For me this is what it means to savor – to notice things like that. To notice what makes someone or some situation absolutely unique and incredible. Savor is connected to appreciation. I thought for years that I could only appreciate things or people I liked.

I thought appreciation was synonymous with liking. I thought I could appreciate within my range of taste. I was wrong. To appreciate is to recognize the full worth and implication of any given situation. To recognize the full worth and implication. There is no limitation to this.

It can be very difficult to do sometimes, true, but I think it’s worth it. It can be tempting to avoid things or people that we don’t like, probably most especially in our families. But even if we feel it is wise to keep our distance, we don’t have to stop appreciating. With appreciation comes understanding. I appreciate both my parents very much. I definitely didn’t like everything they did – but appreciation does not need to be limited by my likes and dislikes. This does not mean if you appreciate you are forced to forgive or enable. It just means you allow yourself to see more of the picture – to recognize the full worth and implication of someone.

I think this is so important in our political climate. There is so much splitting that is happening not just among different political parties but within the parties themselves. I don’t think this kind of splitting can be helped, but I do think this is the time for appreciation – To really see the value and understand the full implication of an individual and of a society.
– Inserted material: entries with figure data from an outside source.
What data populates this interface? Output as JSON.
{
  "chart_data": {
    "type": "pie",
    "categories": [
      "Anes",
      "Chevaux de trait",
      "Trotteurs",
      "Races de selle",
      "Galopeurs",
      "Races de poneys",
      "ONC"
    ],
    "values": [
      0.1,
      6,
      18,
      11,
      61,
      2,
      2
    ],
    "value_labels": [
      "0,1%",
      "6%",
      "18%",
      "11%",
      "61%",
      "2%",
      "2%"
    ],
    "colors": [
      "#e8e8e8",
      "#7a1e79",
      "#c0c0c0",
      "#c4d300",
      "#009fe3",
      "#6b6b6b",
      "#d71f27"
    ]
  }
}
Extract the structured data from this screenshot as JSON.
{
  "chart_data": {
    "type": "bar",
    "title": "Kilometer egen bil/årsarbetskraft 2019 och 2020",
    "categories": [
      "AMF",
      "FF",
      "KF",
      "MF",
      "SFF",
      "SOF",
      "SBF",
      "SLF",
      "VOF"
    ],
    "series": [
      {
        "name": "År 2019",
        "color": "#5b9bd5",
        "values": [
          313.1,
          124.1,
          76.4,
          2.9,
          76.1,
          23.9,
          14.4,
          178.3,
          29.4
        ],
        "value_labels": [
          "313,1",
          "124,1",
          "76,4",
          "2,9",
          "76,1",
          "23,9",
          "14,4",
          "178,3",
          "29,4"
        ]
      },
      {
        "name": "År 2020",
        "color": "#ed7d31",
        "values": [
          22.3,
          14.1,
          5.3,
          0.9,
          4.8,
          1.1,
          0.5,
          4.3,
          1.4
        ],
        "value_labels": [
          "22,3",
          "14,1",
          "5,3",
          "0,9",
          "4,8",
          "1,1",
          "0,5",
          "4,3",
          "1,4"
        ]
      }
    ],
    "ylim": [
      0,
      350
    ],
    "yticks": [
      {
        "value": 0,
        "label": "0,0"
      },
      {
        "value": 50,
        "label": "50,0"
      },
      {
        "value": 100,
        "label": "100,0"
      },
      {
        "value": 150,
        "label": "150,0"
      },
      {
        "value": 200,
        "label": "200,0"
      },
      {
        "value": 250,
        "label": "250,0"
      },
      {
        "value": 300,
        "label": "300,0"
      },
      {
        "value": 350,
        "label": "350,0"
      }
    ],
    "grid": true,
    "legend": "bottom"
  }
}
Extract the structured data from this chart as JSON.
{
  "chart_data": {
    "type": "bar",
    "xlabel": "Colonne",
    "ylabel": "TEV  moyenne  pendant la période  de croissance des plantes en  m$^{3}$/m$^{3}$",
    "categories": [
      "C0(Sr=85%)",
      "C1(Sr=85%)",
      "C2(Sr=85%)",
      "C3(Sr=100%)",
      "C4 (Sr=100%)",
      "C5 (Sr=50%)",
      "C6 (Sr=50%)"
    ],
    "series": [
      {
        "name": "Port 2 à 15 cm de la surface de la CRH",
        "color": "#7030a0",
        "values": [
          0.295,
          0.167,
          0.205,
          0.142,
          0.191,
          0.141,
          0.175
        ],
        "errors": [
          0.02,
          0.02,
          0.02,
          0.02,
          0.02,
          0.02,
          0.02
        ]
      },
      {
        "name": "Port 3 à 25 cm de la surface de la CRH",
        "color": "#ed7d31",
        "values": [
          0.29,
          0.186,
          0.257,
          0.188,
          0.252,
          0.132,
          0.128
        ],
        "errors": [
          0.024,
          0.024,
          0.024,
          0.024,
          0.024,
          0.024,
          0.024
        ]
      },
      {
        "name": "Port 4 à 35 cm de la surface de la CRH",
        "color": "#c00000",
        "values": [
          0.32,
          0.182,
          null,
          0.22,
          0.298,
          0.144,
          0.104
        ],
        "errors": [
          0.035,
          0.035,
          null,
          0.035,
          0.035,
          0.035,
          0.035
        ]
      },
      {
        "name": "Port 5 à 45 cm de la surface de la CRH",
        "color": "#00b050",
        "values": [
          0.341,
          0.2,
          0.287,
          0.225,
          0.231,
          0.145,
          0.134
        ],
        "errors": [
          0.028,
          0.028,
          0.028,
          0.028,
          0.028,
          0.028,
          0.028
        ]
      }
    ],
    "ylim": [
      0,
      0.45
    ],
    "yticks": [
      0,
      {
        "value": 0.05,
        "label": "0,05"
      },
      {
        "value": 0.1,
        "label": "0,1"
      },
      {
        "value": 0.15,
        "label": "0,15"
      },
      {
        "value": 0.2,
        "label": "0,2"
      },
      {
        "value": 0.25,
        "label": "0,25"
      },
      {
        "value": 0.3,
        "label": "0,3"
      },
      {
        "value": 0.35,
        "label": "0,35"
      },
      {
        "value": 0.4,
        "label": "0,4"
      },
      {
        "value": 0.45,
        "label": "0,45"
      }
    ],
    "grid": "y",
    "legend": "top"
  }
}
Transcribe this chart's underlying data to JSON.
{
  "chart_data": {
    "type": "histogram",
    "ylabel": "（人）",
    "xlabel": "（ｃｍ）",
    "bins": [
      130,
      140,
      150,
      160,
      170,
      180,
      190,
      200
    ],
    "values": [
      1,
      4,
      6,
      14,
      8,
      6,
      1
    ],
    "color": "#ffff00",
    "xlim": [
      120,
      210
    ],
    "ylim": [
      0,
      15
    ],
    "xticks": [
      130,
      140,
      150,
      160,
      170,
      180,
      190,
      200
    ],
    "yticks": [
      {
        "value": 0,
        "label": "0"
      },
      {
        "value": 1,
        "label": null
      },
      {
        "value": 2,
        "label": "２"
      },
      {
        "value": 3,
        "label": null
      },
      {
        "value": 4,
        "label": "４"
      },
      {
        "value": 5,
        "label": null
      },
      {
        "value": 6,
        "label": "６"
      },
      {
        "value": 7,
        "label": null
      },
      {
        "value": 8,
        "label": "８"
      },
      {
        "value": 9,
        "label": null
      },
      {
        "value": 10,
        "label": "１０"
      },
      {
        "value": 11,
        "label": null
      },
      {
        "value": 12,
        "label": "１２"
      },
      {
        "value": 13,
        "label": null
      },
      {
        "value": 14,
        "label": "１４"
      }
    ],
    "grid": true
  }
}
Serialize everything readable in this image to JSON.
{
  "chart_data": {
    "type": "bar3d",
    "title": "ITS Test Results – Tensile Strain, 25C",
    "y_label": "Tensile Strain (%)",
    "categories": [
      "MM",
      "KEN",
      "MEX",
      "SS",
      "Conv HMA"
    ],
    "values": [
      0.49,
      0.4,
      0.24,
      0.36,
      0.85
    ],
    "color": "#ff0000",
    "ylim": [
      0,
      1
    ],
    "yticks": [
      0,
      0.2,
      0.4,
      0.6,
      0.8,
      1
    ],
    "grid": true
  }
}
This gives direction to our struggles, and it allows us to wed passion with calm. Right now there is lots of passion – feverish passion. This passion needs to be sustained over time, and this can only happen with appreciation – appreciation of everyone in the situation were in – a situation of environmental and political crisis. There is a lot at stake, and most of you know this. Perhaps it’s why you’re here. You may feel moved to either go out there and go change the world. And this can be positive. Or you may feel so overwhelmed and oversaturated that you’re taking a fast from Facebook and anything to do with politics or news.  This also can be positive. No matter where you are on the spectrum, I think it begins and ends with appreciation. Appreciation for our own limitations, appreciation for the persons next to us, appreciation for the people in the pew you’re in, appreciation for everyone in this room. The hope is we can carry that appreciation out into the world.

The situation of being alive and having to die is pretty brutal. We’re all hanging off the cliff being chased by tigers. And we don’t know when our time will come. It’s okay to appreciate this moment while we have it. It’s okay to taste the fruit, to taste the dessert, to taste the reality of our life and the life of another, and in the face of death, say yum.